Avec l'arrivée de Noah Dobson, désormais solidement installé à droite de la défense avec un long contrat, en plus d'Alexandre Carrier, de Kaiden Guhle, de David Reinbacher, qui pousse, et de Lane Hutson, qui a pris le premier avantage numérique, le corridor pour Mailloux était passablement bouché.
Plusieurs observateurs l'avaient déjà écrit au moment de la transaction : sa place se rétrécissait de semaine en semaine.
Mailloux raconte justement qu'à Montréal, il avait constamment l'impression de devoir arracher un poste, alors qu'à St. Louis, il sent qu'il a plutôt un poste à perdre.
Le message du DG Doug Armstrong allait exactement dans ce sens : « C'est son job à perdre. » Derrière ces mots, on comprend qu'on l'a vraiment vu comme un projet à long terme et non comme un simple figurant.
Logan Mailloux n'a pas mâché ses mots sur le Canadien en parlant de son départ et de sa place à Montréal.
Dans ses plus récentes entrevues, Mailloux ne se gêne pas pour dire qu'il ne croyait plus vraiment à ses chances de devenir un régulier avec le Canadien. Il insiste sur la profondeur de la défense du CH, mais répète aussi que l'organisation a été honnête avec lui.

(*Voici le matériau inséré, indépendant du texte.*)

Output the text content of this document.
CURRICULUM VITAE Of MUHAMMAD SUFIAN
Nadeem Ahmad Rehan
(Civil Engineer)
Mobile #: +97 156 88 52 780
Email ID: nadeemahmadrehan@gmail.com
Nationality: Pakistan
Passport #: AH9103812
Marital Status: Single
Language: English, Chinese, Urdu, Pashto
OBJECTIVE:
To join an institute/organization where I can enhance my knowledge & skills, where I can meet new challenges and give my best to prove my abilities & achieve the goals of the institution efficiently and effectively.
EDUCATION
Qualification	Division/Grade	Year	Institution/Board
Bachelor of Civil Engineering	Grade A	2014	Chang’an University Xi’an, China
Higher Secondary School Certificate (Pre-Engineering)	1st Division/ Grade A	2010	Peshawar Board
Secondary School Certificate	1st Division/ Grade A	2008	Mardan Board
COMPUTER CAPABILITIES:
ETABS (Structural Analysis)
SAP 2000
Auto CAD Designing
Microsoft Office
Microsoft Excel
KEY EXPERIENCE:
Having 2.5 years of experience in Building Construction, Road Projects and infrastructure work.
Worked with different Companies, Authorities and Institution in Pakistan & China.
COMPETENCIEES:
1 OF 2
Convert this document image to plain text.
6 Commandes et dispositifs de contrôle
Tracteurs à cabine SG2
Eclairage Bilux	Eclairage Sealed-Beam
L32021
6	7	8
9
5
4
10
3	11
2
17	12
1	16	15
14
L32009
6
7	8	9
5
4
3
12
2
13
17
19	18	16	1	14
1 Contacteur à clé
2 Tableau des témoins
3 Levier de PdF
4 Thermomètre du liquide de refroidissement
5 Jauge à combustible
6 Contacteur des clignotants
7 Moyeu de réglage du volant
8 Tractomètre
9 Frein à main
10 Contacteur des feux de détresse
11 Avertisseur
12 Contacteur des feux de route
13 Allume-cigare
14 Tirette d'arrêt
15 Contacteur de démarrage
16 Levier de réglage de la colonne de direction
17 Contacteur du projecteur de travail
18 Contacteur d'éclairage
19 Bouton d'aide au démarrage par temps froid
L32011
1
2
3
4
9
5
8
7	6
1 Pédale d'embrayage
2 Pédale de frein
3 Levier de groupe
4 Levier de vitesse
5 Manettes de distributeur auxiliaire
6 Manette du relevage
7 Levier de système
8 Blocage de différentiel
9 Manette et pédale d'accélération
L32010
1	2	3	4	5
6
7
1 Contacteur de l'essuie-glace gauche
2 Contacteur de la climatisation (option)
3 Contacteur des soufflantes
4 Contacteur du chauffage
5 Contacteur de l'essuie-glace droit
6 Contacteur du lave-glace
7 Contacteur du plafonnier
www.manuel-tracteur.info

En même temps, le défenseur n'oublie pas Montréal. Il a déjà pris le temps de remercier publiquement les partisans pour leurs quatre années passées à le suivre, de Laval jusqu'au Centre Bell.
Son discours est clair : beaucoup de gratitude pour le chemin parcouru, mais la conviction que son vrai tremplin dans la LNH se trouve maintenant au Missouri, avec un vestiaire qui l'a rapidement appuyé quand les choses ont mal tourné sur la glace.
Reste que les Blues ont investi sérieusement en lui. Mailloux joue la dernière année de son contrat d'entrée, avec un salaire d'environ 832 500 dollars cette saison et un impact de 875 000 dollars sur la masse salariale, avant de devenir joueur autonome avec compensation en 2026.
Pour un jeune défenseur droitier de 6 pieds 3 pouces et 212 livres, le message est simple : on lui a donné un vrai ticket, mais c'est à lui de prouver qu'il mérite encore sa chaise dans la LNH.
Au final, son tir public vise surtout la perception de sa « chance » à Montréal. Pour le Canadien, ses propos ramènent à la vraie question : avec Dobson, Hutson, Guhle, Carrier et Reinbacher dans le décor, fallait-il vraiment garder Mailloux, ou l'échange contre Bolduc était-il la seule sortie logique d'un casse-tête devenu impossible?